I'm a fan. A HUGE fan.
The Rain Heron is probably the best book I've read so far in 2020. Arnott takes you on a journey into his imagination - a place where the natural world is one of the main characters - a place exquisitely evoked with words and phrases to swoon over. Arnott’s writing weaves and swoops through beauty and brutality with ease. I was left breathless with wonder, eagerly anticipating his third book.
Facts:
- Flames was shortlisted for the 2019 Miles Franklin Award.
- Awarded the Sydney Morning Herald’s Best Young Australian Novelists for 2019.
- Winner of the Margaret Scott Prize 2019 Tasmanian Premier’s Literary Prizes.
- Shortlisted for the 2019 NSW Premier's Literary Award.
- Shortlisted for the Queensland Literary Award.
Favourite Quotes:
Thunder crashed through the walls; lightning licked trees; the wind grew fangs and chewed barns into splinters...
...her body draped over the branches like a nightgown hung out to dry.
Perhaps if he had been older, he wouldn’t have done it. With more winters in his bones he may have been kinder, less jealous, more contemplative. Or maybe not-inside this boy there was a bitter kink, and perhaps no amount of time or experience could have untwisted it.
Alternative Covers:
UK Cover |
US Cover |
About Robbie:
- I'm always fascinated to know how and when writers write.
- I discovered this passage on Show Your Working over at Kill Your Darlings.
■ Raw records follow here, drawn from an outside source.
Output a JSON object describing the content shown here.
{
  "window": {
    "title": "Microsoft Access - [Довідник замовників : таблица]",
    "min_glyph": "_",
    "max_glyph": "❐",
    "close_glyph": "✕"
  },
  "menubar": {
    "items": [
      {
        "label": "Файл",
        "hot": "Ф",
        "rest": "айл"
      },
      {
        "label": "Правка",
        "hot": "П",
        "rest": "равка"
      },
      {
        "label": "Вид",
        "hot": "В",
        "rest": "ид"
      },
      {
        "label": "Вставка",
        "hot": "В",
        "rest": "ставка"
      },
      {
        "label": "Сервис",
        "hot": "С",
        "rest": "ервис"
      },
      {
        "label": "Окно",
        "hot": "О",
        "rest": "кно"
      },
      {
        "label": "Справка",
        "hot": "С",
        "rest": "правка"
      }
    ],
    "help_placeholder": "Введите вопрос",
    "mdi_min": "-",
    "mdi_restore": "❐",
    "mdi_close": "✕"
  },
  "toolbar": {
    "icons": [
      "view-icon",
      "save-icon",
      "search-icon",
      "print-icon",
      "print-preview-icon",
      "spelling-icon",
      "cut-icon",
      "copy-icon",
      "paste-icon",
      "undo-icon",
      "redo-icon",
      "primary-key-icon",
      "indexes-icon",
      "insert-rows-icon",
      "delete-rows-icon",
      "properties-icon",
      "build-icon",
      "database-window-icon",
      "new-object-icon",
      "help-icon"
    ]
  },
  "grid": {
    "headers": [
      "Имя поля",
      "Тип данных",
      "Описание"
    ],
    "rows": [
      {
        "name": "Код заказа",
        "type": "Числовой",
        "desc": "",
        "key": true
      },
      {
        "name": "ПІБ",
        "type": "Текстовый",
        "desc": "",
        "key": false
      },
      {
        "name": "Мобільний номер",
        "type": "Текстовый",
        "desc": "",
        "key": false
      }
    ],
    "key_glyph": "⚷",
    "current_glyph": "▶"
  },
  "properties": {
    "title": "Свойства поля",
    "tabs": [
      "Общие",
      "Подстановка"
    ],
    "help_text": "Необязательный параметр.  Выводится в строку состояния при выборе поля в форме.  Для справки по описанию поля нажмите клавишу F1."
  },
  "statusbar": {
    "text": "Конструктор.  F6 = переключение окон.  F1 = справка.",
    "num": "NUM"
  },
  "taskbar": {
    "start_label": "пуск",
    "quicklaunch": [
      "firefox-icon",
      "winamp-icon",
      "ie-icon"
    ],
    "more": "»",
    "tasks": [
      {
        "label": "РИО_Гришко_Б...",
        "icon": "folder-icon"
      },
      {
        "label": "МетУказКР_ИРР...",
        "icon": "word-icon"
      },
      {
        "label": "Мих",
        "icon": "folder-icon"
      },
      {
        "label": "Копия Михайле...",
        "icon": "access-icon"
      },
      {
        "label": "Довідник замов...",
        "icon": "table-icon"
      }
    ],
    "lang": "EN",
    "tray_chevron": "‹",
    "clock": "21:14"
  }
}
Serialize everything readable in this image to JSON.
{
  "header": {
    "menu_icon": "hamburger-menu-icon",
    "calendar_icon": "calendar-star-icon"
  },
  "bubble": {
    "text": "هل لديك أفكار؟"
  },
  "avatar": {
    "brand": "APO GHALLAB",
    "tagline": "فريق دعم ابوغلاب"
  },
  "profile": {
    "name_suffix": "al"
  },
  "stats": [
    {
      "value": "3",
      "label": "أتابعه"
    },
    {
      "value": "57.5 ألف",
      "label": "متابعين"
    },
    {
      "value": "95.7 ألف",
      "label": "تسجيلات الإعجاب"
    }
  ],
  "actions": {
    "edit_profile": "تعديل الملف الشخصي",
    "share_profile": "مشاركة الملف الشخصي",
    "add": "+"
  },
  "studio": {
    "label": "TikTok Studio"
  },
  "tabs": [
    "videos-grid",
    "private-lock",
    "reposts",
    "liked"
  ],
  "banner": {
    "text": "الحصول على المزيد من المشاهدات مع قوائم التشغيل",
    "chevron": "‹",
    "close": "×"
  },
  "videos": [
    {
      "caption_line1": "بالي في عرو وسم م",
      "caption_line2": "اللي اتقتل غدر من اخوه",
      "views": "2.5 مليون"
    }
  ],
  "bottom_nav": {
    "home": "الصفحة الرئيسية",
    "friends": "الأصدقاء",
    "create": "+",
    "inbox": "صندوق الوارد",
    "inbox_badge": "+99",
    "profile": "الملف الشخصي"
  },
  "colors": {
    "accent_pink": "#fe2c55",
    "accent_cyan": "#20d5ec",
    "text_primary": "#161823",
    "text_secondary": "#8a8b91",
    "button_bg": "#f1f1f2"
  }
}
The highlights are mine.
Describe your writing practice?
For the first few days of each week I get up at six and write for an hour and a half, then go to work. I usually finish around six, walk home, have dinner, and write for another hour or so until I can’t think anymore. That routine all goes to shit by the end of the week, though. Thursdays and Fridays I always plan on getting some writing done, but barely do any. I have a solid crack on either Saturday or Sunday, then start all over again.
How do you encourage inspiration to strike?
Whenever I don’t know how to solve a problem I’ve written myself into, or if I can’t think of something interesting to write about, I go for a walk without my phone.
The best advice I think I’ve ever heard came from Michelle de Kretser....She was talking about how plot is important, and character is important, but ‘literature lives in the sentences’. Nothing has ever resonated with me so much. Hearing that made me feel like I had a license to obsess over language.